Part of me wanted to be angry, that this woman had jeopardized the life inside of her; but mostly, I couldn't help but feel a terrible sadness for the stark limitation of the choices in her life. How could I not be touched by her agonizing tragedy? She had no place to go: she was trapped by her pregnancy which continued despite her desires, despite her resources, despite her best efforts with drugs and alcohol. Her hopelessness was immediately apparent; she freely told her story with little prompting, and her expression made it clear that she had surrendered to fatalism. She had no control over her life, no resources at her disposal, and things had spun out of control until she arrived here, in triage, drunk after three drinks and a beer.
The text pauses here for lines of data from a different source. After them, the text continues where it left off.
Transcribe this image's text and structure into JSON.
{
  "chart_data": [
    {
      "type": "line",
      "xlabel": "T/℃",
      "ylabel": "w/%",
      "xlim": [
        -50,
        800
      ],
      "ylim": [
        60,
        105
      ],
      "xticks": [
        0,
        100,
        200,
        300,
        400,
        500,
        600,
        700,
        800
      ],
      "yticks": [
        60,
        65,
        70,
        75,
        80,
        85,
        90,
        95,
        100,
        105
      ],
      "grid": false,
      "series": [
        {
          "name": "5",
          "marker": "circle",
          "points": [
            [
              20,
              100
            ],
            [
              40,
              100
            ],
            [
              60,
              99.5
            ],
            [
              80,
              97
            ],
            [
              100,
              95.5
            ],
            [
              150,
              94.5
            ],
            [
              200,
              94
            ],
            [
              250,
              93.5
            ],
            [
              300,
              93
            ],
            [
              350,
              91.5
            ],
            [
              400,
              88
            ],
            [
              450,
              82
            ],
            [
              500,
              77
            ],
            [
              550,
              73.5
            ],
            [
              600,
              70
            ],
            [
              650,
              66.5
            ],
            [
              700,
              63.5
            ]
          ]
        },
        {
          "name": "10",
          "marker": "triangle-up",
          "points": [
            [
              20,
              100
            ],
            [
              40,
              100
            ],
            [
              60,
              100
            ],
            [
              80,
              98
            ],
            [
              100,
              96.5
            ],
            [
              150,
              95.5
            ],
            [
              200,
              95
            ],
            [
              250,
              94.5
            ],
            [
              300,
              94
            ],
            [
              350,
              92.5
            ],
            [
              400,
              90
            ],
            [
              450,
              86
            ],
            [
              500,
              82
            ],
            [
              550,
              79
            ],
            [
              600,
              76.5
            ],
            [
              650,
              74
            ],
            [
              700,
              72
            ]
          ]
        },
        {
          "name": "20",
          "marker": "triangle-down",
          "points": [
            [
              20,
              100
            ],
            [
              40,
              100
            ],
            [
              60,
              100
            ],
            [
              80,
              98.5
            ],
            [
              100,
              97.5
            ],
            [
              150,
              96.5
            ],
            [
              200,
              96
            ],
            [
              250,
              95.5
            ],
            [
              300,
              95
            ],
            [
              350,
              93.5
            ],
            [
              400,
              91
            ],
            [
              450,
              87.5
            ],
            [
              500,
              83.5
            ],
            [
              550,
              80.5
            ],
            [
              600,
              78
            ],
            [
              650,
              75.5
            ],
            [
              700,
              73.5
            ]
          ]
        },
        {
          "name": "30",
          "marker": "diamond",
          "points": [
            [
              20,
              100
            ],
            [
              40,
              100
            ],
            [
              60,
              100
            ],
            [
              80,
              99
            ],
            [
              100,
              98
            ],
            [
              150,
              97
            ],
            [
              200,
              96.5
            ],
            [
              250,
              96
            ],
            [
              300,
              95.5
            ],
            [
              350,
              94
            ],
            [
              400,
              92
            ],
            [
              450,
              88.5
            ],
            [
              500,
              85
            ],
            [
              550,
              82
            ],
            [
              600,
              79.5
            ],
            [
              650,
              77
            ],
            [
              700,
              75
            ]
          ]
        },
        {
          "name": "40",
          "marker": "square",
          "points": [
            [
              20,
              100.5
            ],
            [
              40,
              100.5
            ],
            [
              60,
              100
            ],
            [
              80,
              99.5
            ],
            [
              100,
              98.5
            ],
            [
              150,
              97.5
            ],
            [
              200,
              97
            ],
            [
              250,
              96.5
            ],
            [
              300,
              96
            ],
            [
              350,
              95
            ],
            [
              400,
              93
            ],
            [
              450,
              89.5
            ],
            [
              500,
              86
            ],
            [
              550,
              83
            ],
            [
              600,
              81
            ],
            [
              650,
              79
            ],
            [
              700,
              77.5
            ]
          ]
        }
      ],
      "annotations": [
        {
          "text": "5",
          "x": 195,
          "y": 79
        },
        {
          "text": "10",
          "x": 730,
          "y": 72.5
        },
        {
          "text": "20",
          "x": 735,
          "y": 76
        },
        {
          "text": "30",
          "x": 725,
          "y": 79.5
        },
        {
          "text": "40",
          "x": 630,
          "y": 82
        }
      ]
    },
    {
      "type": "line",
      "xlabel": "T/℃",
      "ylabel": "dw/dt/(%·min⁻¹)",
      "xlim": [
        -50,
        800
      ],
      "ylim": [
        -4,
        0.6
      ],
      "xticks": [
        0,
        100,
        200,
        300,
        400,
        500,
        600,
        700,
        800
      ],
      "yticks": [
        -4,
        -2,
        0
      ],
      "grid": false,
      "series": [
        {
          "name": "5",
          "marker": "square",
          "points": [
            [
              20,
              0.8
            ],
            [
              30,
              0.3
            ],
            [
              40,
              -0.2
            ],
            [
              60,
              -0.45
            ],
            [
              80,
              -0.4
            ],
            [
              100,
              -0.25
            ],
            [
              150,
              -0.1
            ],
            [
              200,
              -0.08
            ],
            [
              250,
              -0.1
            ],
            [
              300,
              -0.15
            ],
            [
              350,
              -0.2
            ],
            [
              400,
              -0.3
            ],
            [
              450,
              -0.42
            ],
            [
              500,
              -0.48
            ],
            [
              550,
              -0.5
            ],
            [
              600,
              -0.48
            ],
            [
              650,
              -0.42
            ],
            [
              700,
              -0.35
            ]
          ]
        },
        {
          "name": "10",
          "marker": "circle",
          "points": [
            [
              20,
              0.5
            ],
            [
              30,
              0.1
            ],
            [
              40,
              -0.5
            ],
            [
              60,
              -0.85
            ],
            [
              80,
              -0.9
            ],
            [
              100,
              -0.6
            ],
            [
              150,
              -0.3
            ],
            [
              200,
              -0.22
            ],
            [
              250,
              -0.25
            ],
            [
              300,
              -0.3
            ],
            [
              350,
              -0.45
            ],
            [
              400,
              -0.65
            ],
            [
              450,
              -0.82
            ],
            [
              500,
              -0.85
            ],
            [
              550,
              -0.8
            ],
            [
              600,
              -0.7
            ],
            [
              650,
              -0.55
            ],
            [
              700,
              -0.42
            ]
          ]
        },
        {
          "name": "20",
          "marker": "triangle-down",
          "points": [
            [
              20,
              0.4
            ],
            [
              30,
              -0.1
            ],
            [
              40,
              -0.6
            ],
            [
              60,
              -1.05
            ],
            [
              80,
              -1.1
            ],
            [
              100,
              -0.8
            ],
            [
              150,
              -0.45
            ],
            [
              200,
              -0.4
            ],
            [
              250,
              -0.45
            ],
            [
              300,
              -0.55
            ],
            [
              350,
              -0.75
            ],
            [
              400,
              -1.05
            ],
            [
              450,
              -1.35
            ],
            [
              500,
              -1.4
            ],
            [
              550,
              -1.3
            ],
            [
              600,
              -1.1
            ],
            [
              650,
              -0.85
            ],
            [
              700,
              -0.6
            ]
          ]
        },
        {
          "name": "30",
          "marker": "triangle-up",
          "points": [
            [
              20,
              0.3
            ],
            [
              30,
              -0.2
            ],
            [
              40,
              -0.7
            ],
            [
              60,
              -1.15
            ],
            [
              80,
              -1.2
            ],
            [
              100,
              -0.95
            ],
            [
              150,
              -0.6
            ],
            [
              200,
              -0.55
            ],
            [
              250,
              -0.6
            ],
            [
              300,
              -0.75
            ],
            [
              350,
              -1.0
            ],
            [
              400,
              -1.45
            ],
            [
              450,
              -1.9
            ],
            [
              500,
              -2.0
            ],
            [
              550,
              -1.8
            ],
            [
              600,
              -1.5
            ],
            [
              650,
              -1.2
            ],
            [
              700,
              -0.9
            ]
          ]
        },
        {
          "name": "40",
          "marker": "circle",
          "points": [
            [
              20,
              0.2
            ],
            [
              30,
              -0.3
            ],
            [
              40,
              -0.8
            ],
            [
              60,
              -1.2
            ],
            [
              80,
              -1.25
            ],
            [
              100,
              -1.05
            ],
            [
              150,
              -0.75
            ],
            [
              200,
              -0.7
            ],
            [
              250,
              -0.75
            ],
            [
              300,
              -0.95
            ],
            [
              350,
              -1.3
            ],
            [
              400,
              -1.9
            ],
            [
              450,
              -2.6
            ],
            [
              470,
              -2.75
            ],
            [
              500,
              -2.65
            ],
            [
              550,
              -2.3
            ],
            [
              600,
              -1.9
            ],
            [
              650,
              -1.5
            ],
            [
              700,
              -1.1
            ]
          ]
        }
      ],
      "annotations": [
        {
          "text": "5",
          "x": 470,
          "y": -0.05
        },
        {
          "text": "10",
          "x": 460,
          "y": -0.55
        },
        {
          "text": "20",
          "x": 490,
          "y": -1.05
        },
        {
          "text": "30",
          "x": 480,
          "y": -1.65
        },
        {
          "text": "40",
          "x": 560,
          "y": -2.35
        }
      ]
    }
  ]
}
You can argue for or against the availability of abortion. But arguing against allowing abortion is to look at this woman and say that she was required to go through this ordeal, that whatever the other circumstances in her life, this pregnancy--because it represents a "life"--takes precedence over her already suffering existence. If abortion were more accessible instead of less, this woman would not have tried with drugs and alcohol to do what she could not afford to do medically; we would not be admitting a woman who was drunk to labor and delivery; and the state would not be faced with the burden of another child, potentially disfigured by the substances she used during pregnancy, who would stay in an orphanage or an adoption agency until the baby could be placed...or not at all.

Women with means will always have options, while women with nothing will always struggle. I advocate for abortion access for all women because I'm a feminist, because it is the right thing to do, but in particular because women like this one should not have to struggle so hard to obtain something with the potential to so drastically alter their life. I love labor and delivery, where there's nothing more sacred than ushering new life into the world and shepherding mothers through the process of birth; but nothing is more heartbreaking than seeing a woman trapped by her body, betrayed by physiology, and cornered into childbirth.